Beeinflußt von der mittelalterlichen Legende von Simon von
Trent, behauptete er, ohne jeden Beweis, daß Anderl von Rinn,
ein Junge aus Tirol vor mehr als 160 Jahren von Juden zu Tode
gemartert wurde.

In Übereinstimmung mit Simon von Trent, erkannte der Vatikan
von Rinn umgehend als Märtyrer an, ohne ihn jedoch heilig zu
sprechen. Dreihundert Jahre später erschien von Rinns
Geschichte dann doch so zweifelhaft, daß der Bischof von
Innsbruck seinen Todestag aus dem Kirchenkalender strich. 1985
wurden die Überreste von Anderl von Rinn aus seinem Grab unter
dem Altar der Pfarrkirche entfernt, und ein antisemitisches
Fresko übergepinselt.

Offiziell endete die jährliche Pilgerreise nach Rinn im Jahre
1994 mit dem Verbot des Kultes durch einen österreichischen
Bischof. Dennoch gibt es nach wie vor Anhänger, die den
Jahrestag feiern, unter ihnen einige prominente Faschisten.

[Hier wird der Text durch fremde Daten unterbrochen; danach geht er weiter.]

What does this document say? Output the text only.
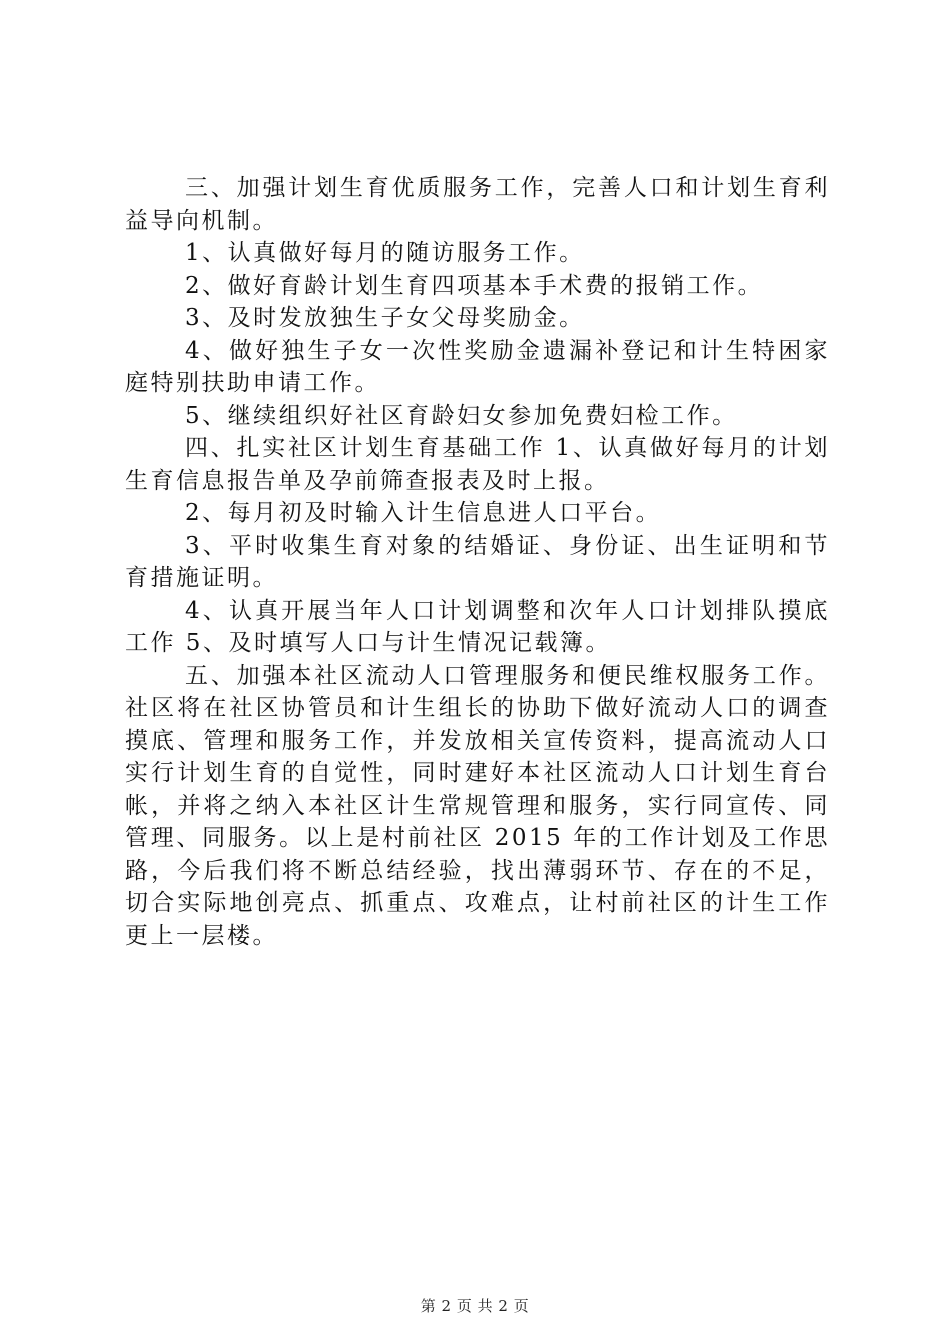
三、加强计划生育优质服务工作，完善人口和计划生育利益导向机制。

1、认真做好每月的随访服务工作。

2、做好育龄计划生育四项基本手术费的报销工作。

3、及时发放独生子女父母奖励金。

4、做好独生子女一次性奖励金遗漏补登记和计生特困家庭特别扶助申请工作。

5、继续组织好社区育龄妇女参加免费妇检工作。

四、扎实社区计划生育基础工作 1、认真做好每月的计划生育信息报告单及孕前筛查报表及时上报。

2、每月初及时输入计生信息进人口平台。

3、平时收集生育对象的结婚证、身份证、出生证明和节育措施证明。

4、认真开展当年人口计划调整和次年人口计划排队摸底工作 5、及时填写人口与计生情况记载簿。

五、加强本社区流动人口管理服务和便民维权服务工作。社区将在社区协管员和计生组长的协助下做好流动人口的调查摸底、管理和服务工作，并发放相关宣传资料，提高流动人口实行计划生育的自觉性，同时建好本社区流动人口计划生育台帐，并将之纳入本社区计生常规管理和服务，实行同宣传、同管理、同服务。以上是村前社区 2015 年的工作计划及工作思路，今后我们将不断总结经验，找出薄弱环节、存在的不足，切合实际地创亮点、抓重点、攻难点，让村前社区的计生工作更上一层楼。

第 2 页 共 2 页
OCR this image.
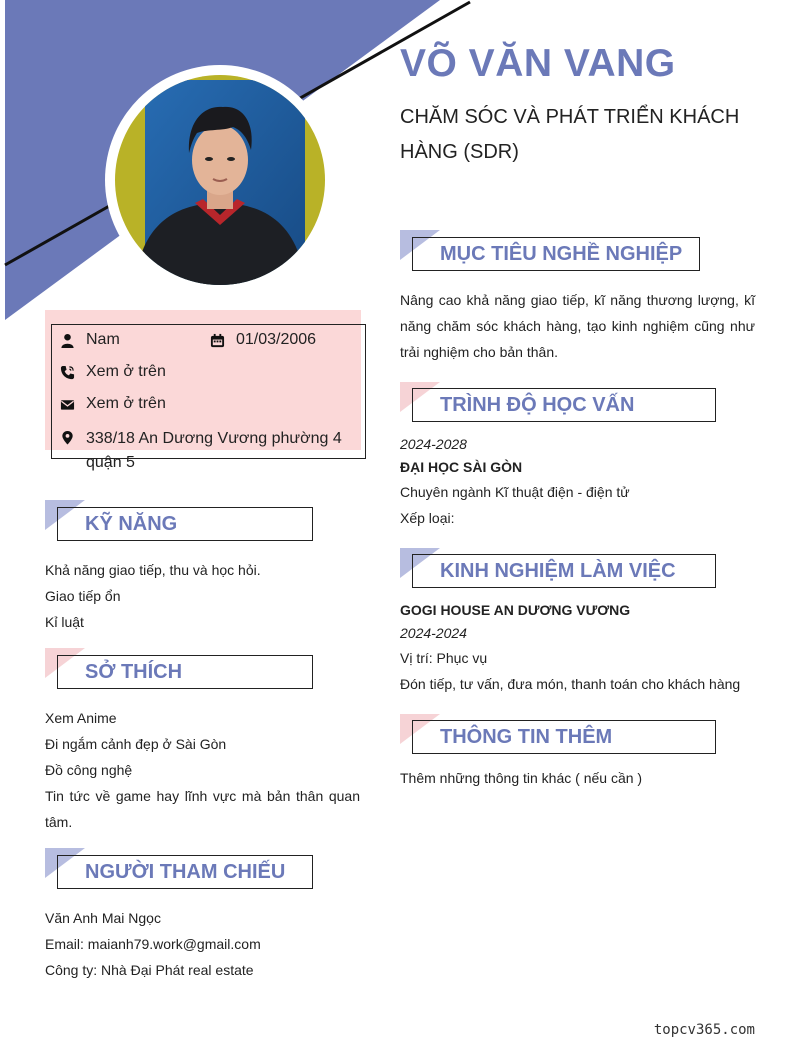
VÕ VĂN VANG
CHĂM SÓC VÀ PHÁT TRIỂN KHÁCH HÀNG (SDR)
Nam	01/03/2006
Xem ở trên
Xem ở trên
338/18 An Dương Vương phường 4 quận 5
KỸ NĂNG
Khả năng giao tiếp, thu và học hỏi.
Giao tiếp ổn
Kỉ luật
SỞ THÍCH
Xem Anime
Đi ngắm cảnh đẹp ở Sài Gòn
Đồ công nghệ
Tin tức về game hay lĩnh vực mà bản thân quan tâm.
NGƯỜI THAM CHIẾU
Văn Anh Mai Ngọc
Email: maianh79.work@gmail.com
Công ty: Nhà Đại Phát real estate
MỤC TIÊU NGHỀ NGHIỆP
Nâng cao khả năng giao tiếp, kĩ năng thương lượng, kĩ năng chăm sóc khách hàng, tạo kinh nghiệm cũng như trải nghiệm cho bản thân.
TRÌNH ĐỘ HỌC VẤN
2024-2028
ĐẠI HỌC SÀI GÒN
Chuyên ngành Kĩ thuật điện - điện tử
Xếp loại:
KINH NGHIỆM LÀM VIỆC
GOGI HOUSE AN DƯƠNG VƯƠNG
2024-2024
Vị trí: Phục vụ
Đón tiếp, tư vấn, đưa món, thanh toán cho khách hàng
THÔNG TIN THÊM
Thêm những thông tin khác ( nếu cần )
topcv365.com
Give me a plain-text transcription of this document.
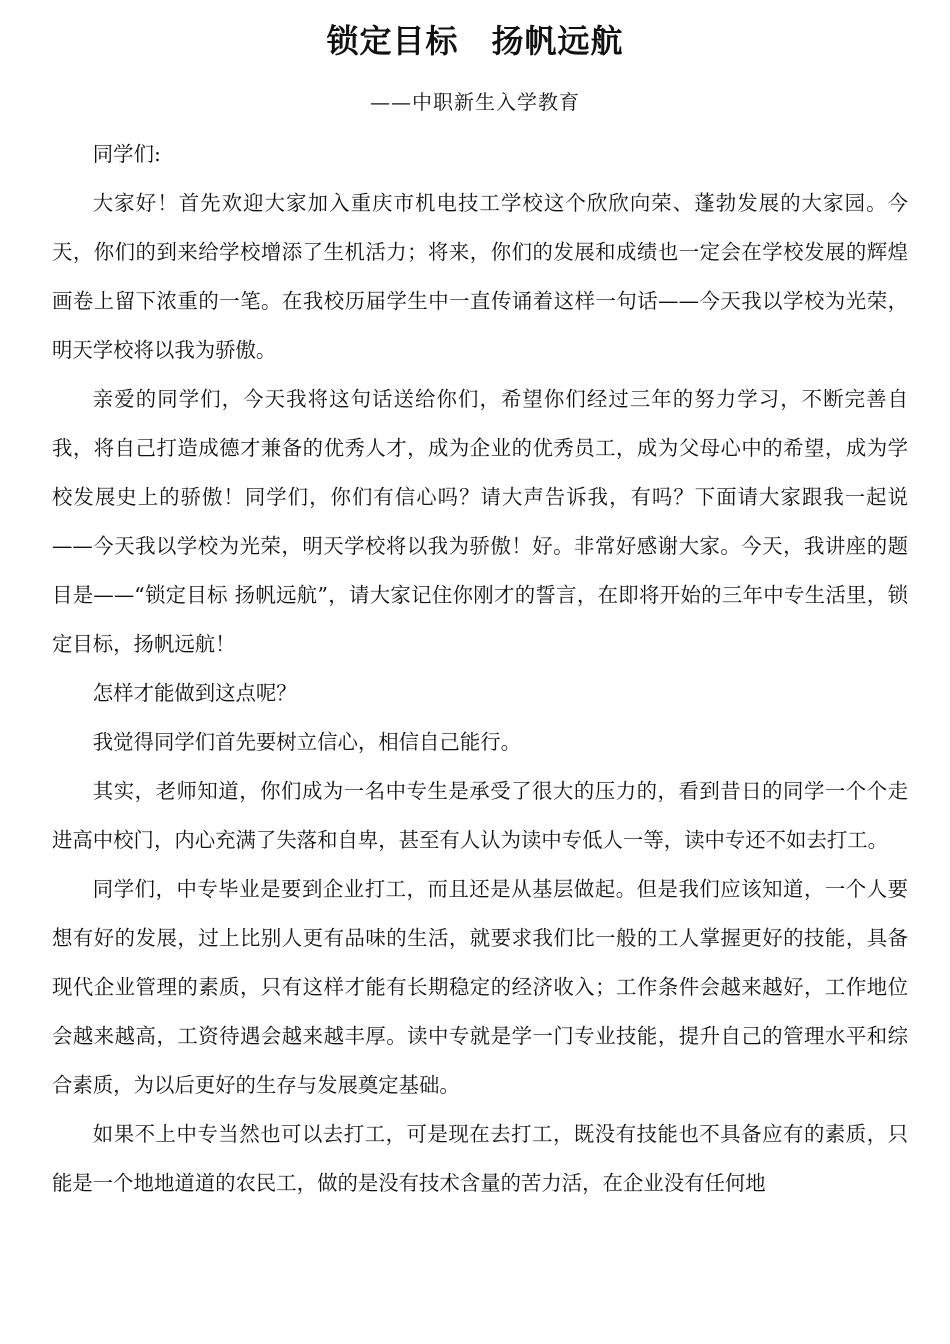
锁定目标　扬帆远航
——中职新生入学教育

同学们:

大家好！首先欢迎大家加入重庆市机电技工学校这个欣欣向荣、蓬勃发展的大家园。今天，你们的到来给学校增添了生机活力；将来，你们的发展和成绩也一定会在学校发展的辉煌画卷上留下浓重的一笔。在我校历届学生中一直传诵着这样一句话——今天我以学校为光荣，明天学校将以我为骄傲。

亲爱的同学们，今天我将这句话送给你们，希望你们经过三年的努力学习，不断完善自我，将自己打造成德才兼备的优秀人才，成为企业的优秀员工，成为父母心中的希望，成为学校发展史上的骄傲！同学们，你们有信心吗？请大声告诉我，有吗？下面请大家跟我一起说——今天我以学校为光荣，明天学校将以我为骄傲！好。非常好感谢大家。今天，我讲座的题目是——“锁定目标 扬帆远航”，请大家记住你刚才的誓言，在即将开始的三年中专生活里，锁定目标，扬帆远航！

怎样才能做到这点呢？

我觉得同学们首先要树立信心，相信自己能行。

其实，老师知道，你们成为一名中专生是承受了很大的压力的，看到昔日的同学一个个走进高中校门，内心充满了失落和自卑，甚至有人认为读中专低人一等，读中专还不如去打工。

同学们，中专毕业是要到企业打工，而且还是从基层做起。但是我们应该知道，一个人要想有好的发展，过上比别人更有品味的生活，就要求我们比一般的工人掌握更好的技能，具备现代企业管理的素质，只有这样才能有长期稳定的经济收入；工作条件会越来越好，工作地位会越来越高，工资待遇会越来越丰厚。读中专就是学一门专业技能，提升自己的管理水平和综合素质，为以后更好的生存与发展奠定基础。

如果不上中专当然也可以去打工，可是现在去打工，既没有技能也不具备应有的素质，只能是一个地地道道的农民工，做的是没有技术含量的苦力活，在企业没有任何地
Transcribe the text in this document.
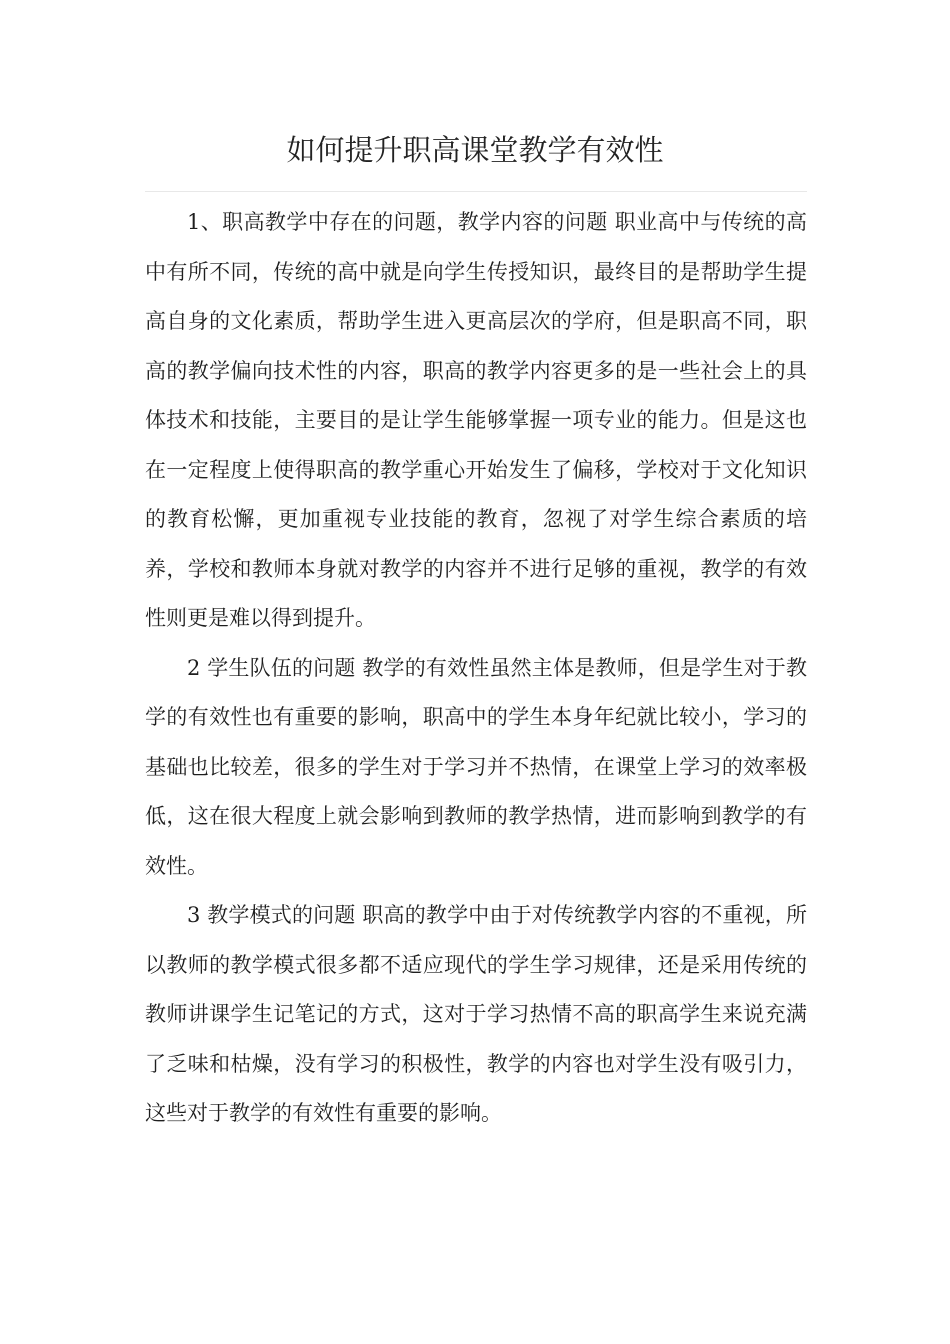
如何提升职高课堂教学有效性

1、职高教学中存在的问题，教学内容的问题 职业高中与传统的高中有所不同，传统的高中就是向学生传授知识，最终目的是帮助学生提高自身的文化素质，帮助学生进入更高层次的学府，但是职高不同，职高的教学偏向技术性的内容，职高的教学内容更多的是一些社会上的具体技术和技能，主要目的是让学生能够掌握一项专业的能力。但是这也在一定程度上使得职高的教学重心开始发生了偏移，学校对于文化知识的教育松懈，更加重视专业技能的教育，忽视了对学生综合素质的培养，学校和教师本身就对教学的内容并不进行足够的重视，教学的有效性则更是难以得到提升。

2 学生队伍的问题 教学的有效性虽然主体是教师，但是学生对于教学的有效性也有重要的影响，职高中的学生本身年纪就比较小，学习的基础也比较差，很多的学生对于学习并不热情，在课堂上学习的效率极低，这在很大程度上就会影响到教师的教学热情，进而影响到教学的有效性。

3 教学模式的问题 职高的教学中由于对传统教学内容的不重视，所以教师的教学模式很多都不适应现代的学生学习规律，还是采用传统的教师讲课学生记笔记的方式，这对于学习热情不高的职高学生来说充满了乏味和枯燥，没有学习的积极性，教学的内容也对学生没有吸引力，这些对于教学的有效性有重要的影响。
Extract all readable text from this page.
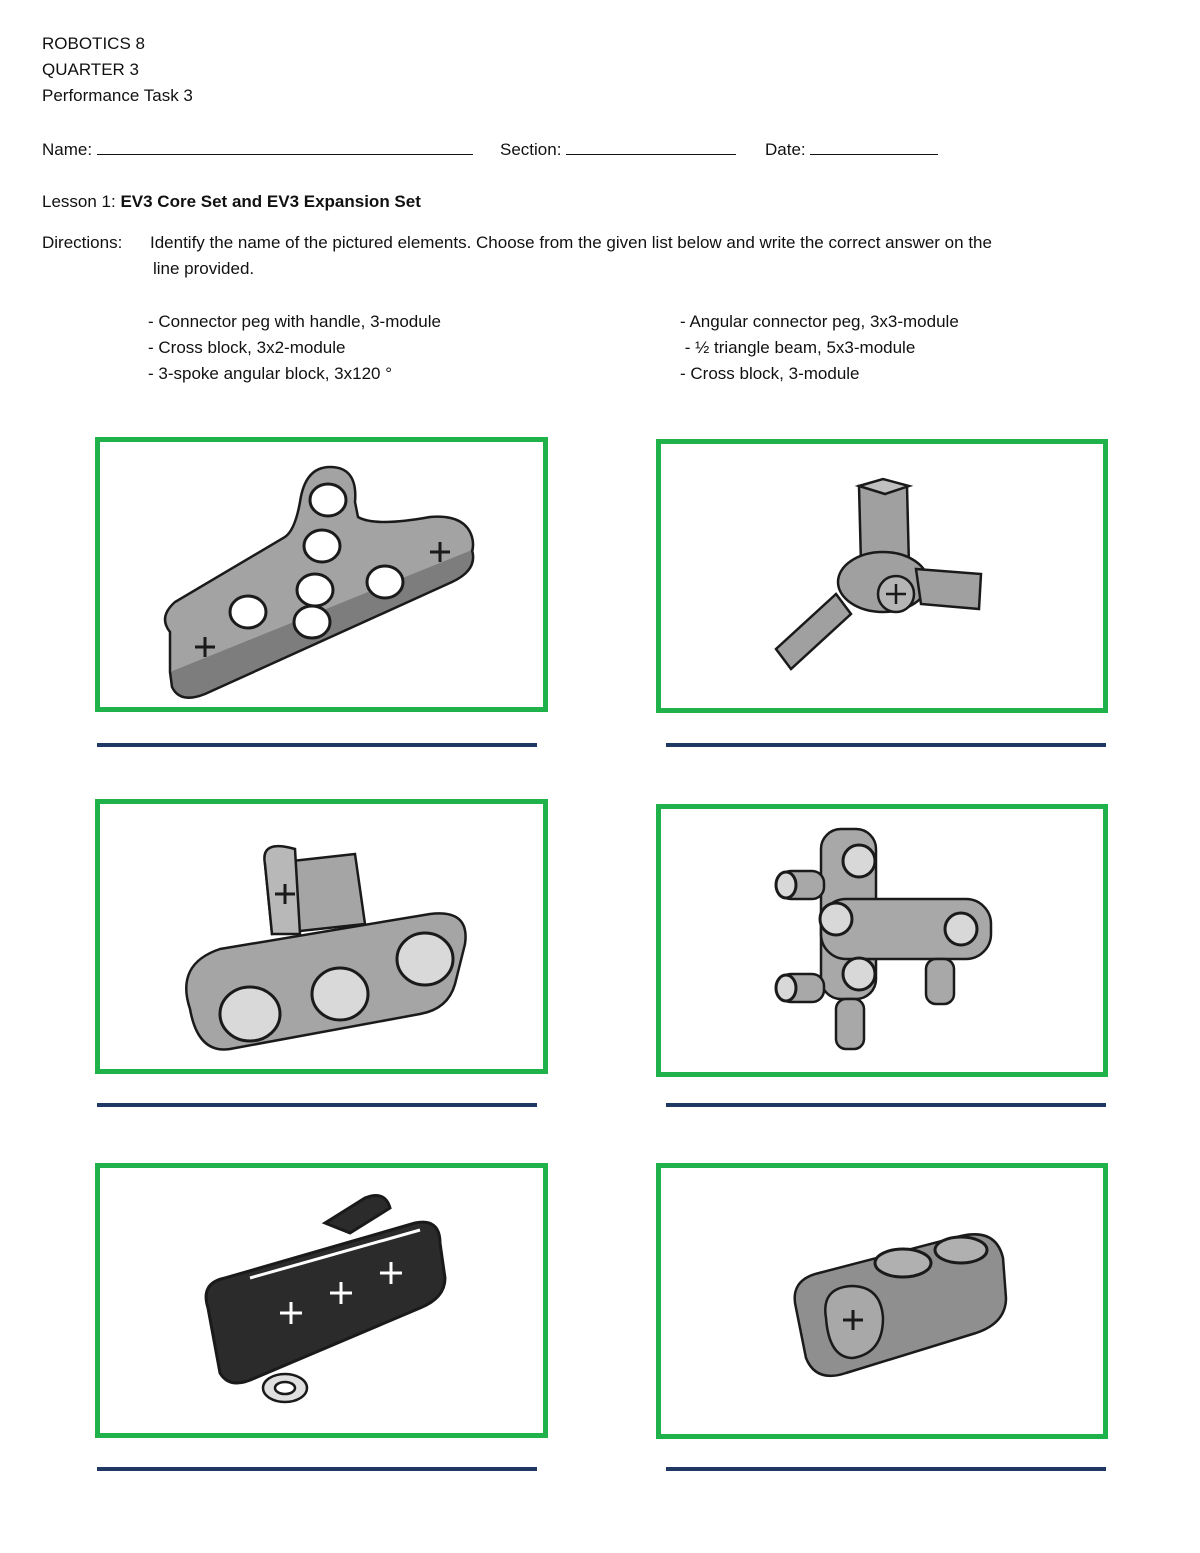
ROBOTICS 8
QUARTER 3
Performance Task 3
Name:	Section:	Date:
Lesson 1: EV3 Core Set and EV3 Expansion Set
Directions: Identify the name of the pictured elements. Choose from the given list below and write the correct answer on the
line provided.
- Connector peg with handle, 3-module
- Cross block, 3x2-module
- 3-spoke angular block, 3x120 °
- Angular connector peg, 3x3-module
- ½ triangle beam, 5x3-module
- Cross block, 3-module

Gottfried Melzer, ein Kaplan im Ruhestand, ist mit seiner
verquasten Blättchen "der Anderl-Bote" das Sprachrohr dieser
faschistischen Elemente. In der neuesten Ausgabe sind, neben
schwärmerischen Berichten über die rätselhaften Qualitäten des
Anderl-Kultes auch Veranstaltungshinweise und Stellungnahmen
von Robert Prantner, die im letzten Dezember in der
faschistischen Wochenzeitung "Zur Zeit" erschienen sind, zu
finden.

In dieser Wochenzeitung, herausgegeben von Andreas Mölzer,
einem Berater des FPÖ Vorsitzenden Jörg Haider, unterstützt der
Theologe Prantner den Mythos des Ritualmordes an Rinn. Aufgrund
einer Beschwerde des Dokumentationszentrums des
österreichischen Widerstandes (DÖW), wurde er daraufhin vom
österreichischen Presserat gerügt. Eine Anklage wegen
Volksverhetzung, die der DÖW forderte, wurde von der
Staatsanwaltschaft jedoch nicht eingeleitet.

In seinem Artikel unterstützt Gottfried Melzer die
parlamentarische Nachfrage der FPÖ, die die Ablehnung von
Prantners antisemitischer Dissertation als Attacke auf die
akademische Freiheit werten. Anschließend berichtet er über die
"leidenschaftlichen Proteste", die Prantners Artikel in "Zur
Zeit" hervorrief. Sein Zorn richtet sich gegen die DÖW und die
österreichische Jüdische Gemeinde, die er als "Anführer der
Kampagne gegen Prantner" bezeichnet. Angeblich haben sie
Demonstrationen und Störungen anläßlich einer Ehrungszeremonie
für Prantner geplant und hetzen zudem noch "holländische
Journalisten" gegen ihn auf.

Die Jüdische Gemeinde wird sogar der Intervention im
Sekretariat des Vatikans angeschuldigt. Als Resultat solchen
Drucks, so Melzer in seinem Artikel, erwog der Kanzler des
Malteser Ritterordens die Entbindung Prantners von seinen
diplomatischen Diensten.

Diese Entscheidung wurde allerdings später auf ein Verbot
reduziert, sich zur "Jüdischen Frage" zu äußern. Prantner, der
- als er von der Polizei überwacht wurde - im März dieses
Jahres aufgrund seiner Tätigkeit als Gesandter des Malteser
Ordens diplomatische Immunität beanspruchte, bat seinen Orden
um "Zeit zum Reflektieren".

Melzer enthüllt andere interessante Fakten über diesen
wohlbekannten "Theologen", zum Beispiel die Tatsache, dass
Prantner im Januar dieses Jahres bei einem Treffen der
faschistischen 'Volksbewegung für sittliche und soziale
Erneuerung' (VBSSE) als Hauptredner auftrat.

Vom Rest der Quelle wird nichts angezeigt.